A grande maioria das vinícolas são abertas ao publico, algumas oferecem uso de dependências como restaurantes, centro de convenções, teatro arena, alem da degustação dos vinhos da fazenda. Os vinhos podem ser comprados diretos da fazenda, cujos preços variam de US$3 a US$20,00 dólares.

Os grandes expoentes entre as vinícolas da África do Sul que produzem vinhos de qualidade e consistência são:

Na região de Constantia (zona urbana da Cidade do Cabo)

- Buitenverwachting - sinônimo de finesse e elegância. O replantio das vinhas no começo da década de 80, trouxe altos dividendos para essa vinícola. Ela se especializa na produção do Christine(blend), Cabernet Sauvignon, Sauvignon Blanc, Chardonnay e Merlot. O segundo rotulo da fazenda Buiten Keur(tinto) e Buiten Blanc(branco) são também de alta qualidade.
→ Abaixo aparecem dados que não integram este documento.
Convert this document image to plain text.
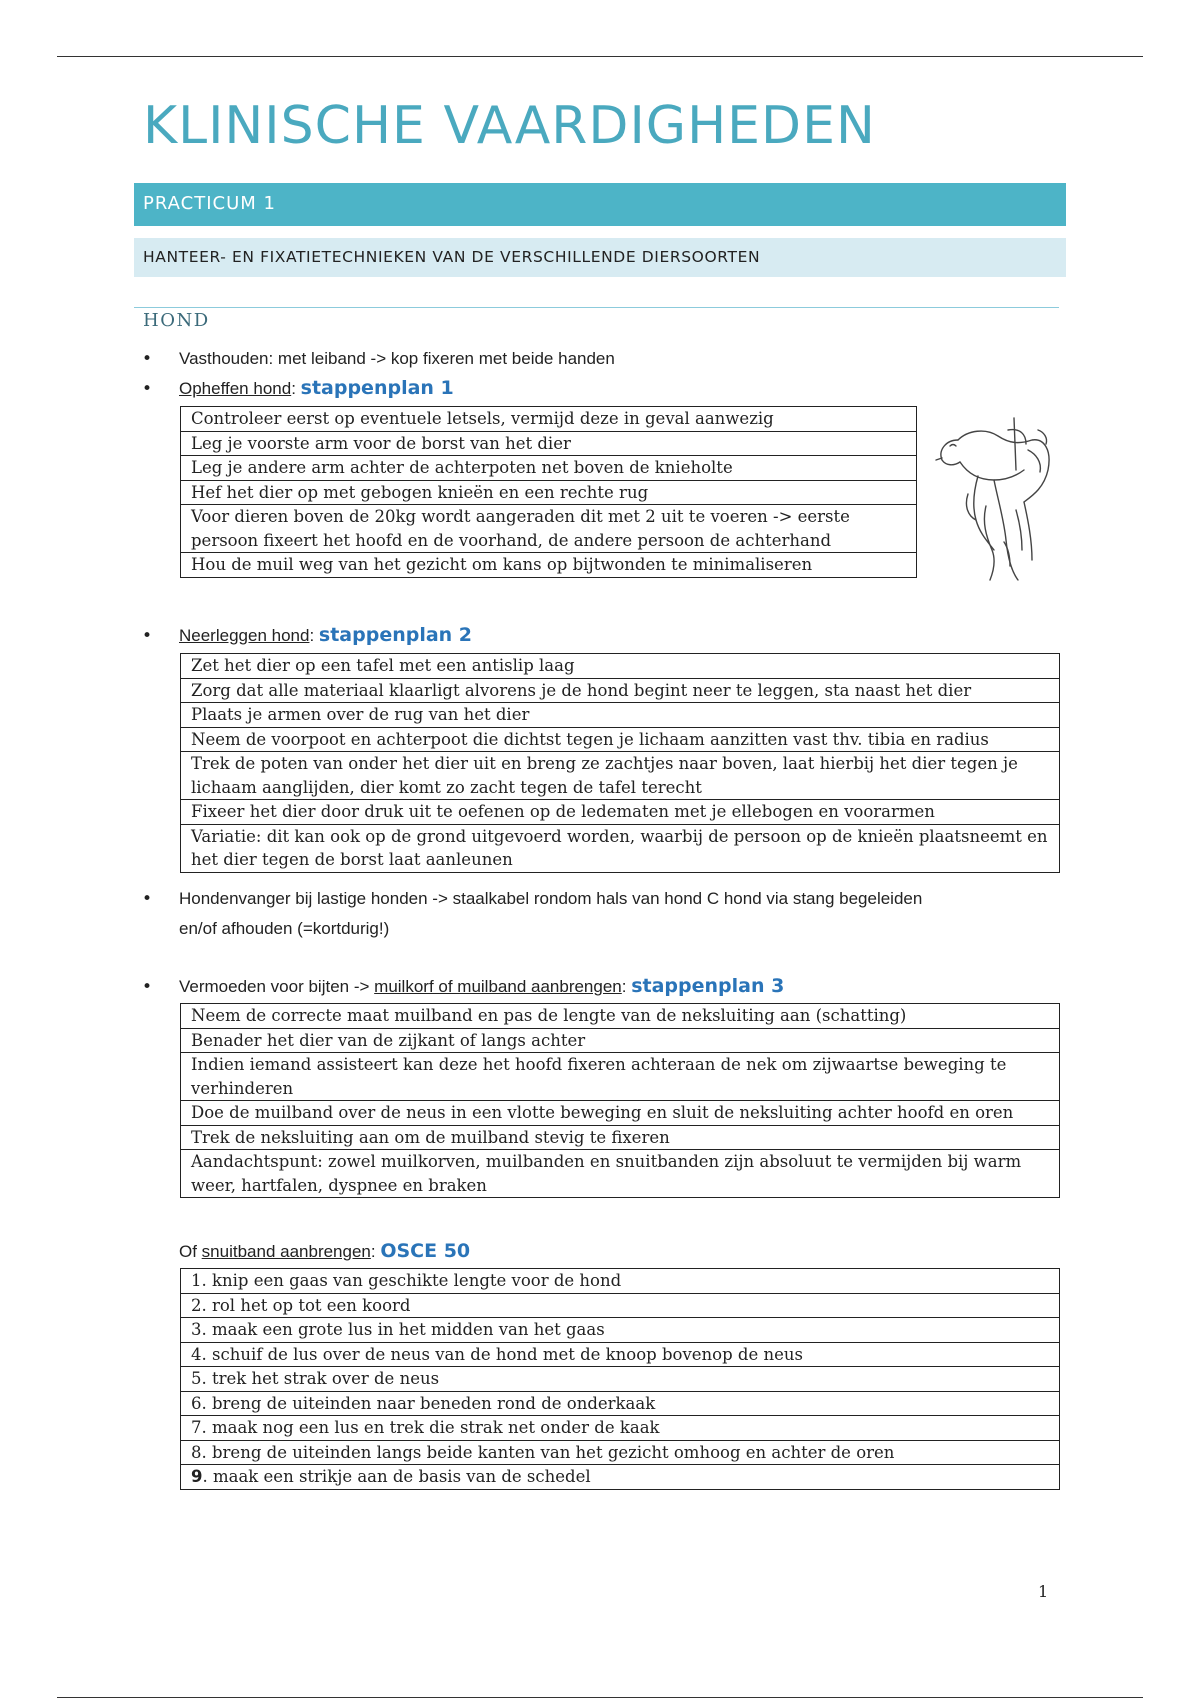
KLINISCHE VAARDIGHEDEN
PRACTICUM 1
HANTEER- EN FIXATIETECHNIEKEN VAN DE VERSCHILLENDE DIERSOORTEN
HOND
• Vasthouden: met leiband -> kop fixeren met beide handen
• Opheffen hond: stappenplan 1
Controleer eerst op eventuele letsels, vermijd deze in geval aanwezig
Leg je voorste arm voor de borst van het dier
Leg je andere arm achter de achterpoten net boven de knieholte
Hef het dier op met gebogen knieën en een rechte rug
Voor dieren boven de 20kg wordt aangeraden dit met 2 uit te voeren -> eerste persoon fixeert het hoofd en de voorhand, de andere persoon de achterhand
Hou de muil weg van het gezicht om kans op bijtwonden te minimaliseren
• Neerleggen hond: stappenplan 2
Zet het dier op een tafel met een antislip laag
Zorg dat alle materiaal klaarligt alvorens je de hond begint neer te leggen, sta naast het dier
Plaats je armen over de rug van het dier
Neem de voorpoot en achterpoot die dichtst tegen je lichaam aanzitten vast thv. tibia en radius
Trek de poten van onder het dier uit en breng ze zachtjes naar boven, laat hierbij het dier tegen je lichaam aanglijden, dier komt zo zacht tegen de tafel terecht
Fixeer het dier door druk uit te oefenen op de ledematen met je ellebogen en voorarmen
Variatie: dit kan ook op de grond uitgevoerd worden, waarbij de persoon op de knieën plaatsneemt en het dier tegen de borst laat aanleunen
• Hondenvanger bij lastige honden -> staalkabel rondom hals van hond C hond via stang begeleiden
en/of afhouden (=kortdurig!)
• Vermoeden voor bijten -> muilkorf of muilband aanbrengen: stappenplan 3
Neem de correcte maat muilband en pas de lengte van de neksluiting aan (schatting)
Benader het dier van de zijkant of langs achter
Indien iemand assisteert kan deze het hoofd fixeren achteraan de nek om zijwaartse beweging te verhinderen
Doe de muilband over de neus in een vlotte beweging en sluit de neksluiting achter hoofd en oren
Trek de neksluiting aan om de muilband stevig te fixeren
Aandachtspunt: zowel muilkorven, muilbanden en snuitbanden zijn absoluut te vermijden bij warm weer, hartfalen, dyspnee en braken
Of snuitband aanbrengen: OSCE 50
1. knip een gaas van geschikte lengte voor de hond
2. rol het op tot een koord
3. maak een grote lus in het midden van het gaas
4. schuif de lus over de neus van de hond met de knoop bovenop de neus
5. trek het strak over de neus
6. breng de uiteinden naar beneden rond de onderkaak
7. maak nog een lus en trek die strak net onder de kaak
8. breng de uiteinden langs beide kanten van het gezicht omhoog en achter de oren
9. maak een strikje aan de basis van de schedel
1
- Klein Constantia - uma vinícola bem eclética. Sauvignon Blanc, Chardonnay, Semillion, W. Riesling, Cabernet S., Shiraz, Pinot Noir, Marlbrook(blend) são produzidos. Porem, a vinícola ficou famosa por produzir o legendário Vin de Constance, um vinho de sobremesa, favorito de Napoleao Bonaparte quando no exílio na ilha de Santa Helena, e também o ponto fraco do Madiba (Presidente Mandela). Recentemente a publicação francesa Les Plus Grands Crus du Monde incluiu o Vin de Constance entre os 44 grandes rótulos do mundo. No ano passado fez parte do Primeiro Annual Decanter Great Winemaker Dinner no hotel The Ritz em Londres.

- Na região de Stellenbosch( a grande concentração das melhores vinícolas sul africanas, 45 km da Cidade do Cabo) - Warwick - A canadense Norma Ratcliffe ee uma das poucas mulheres vinicultoras do pais. A vinícola se especializa em Pinotage, Cabernet Franc, Trilogy(blend) e Cabernet Sauvignon.

- Thelema - essa vinícola faz parte da elite reconhecida internacionalmente. O vinicultor, Gyles Webb, foi um dos convidados para uma palestra do evento mais prestigiado dos EUA, o Wine Spectator's New York Wine Experience. Um dos melhores exemplares de Cabernet Sauvignon, Merlot, Chardonnay e Sauvignon Blanc são produzidos nesta vinícola. Os vinhos depois de lançados no mercado não duram nas prateleiras. Cansado de receber tantas encomendas por telefone, em um desses telefonemas ele respondeu: "Desculpa, nem que fosse pra Rainha da Inglaterra eu poderia suprir o meu Sauvignon Blanc". A pessoa do outro lado da linha respondeu:

"Mas é pra Rainha mesmo". A pessoa que encomendou o vinho estava organizando o ultimo jantar oficial da Rainha Elizabeth durante a visita dela na África do Sul!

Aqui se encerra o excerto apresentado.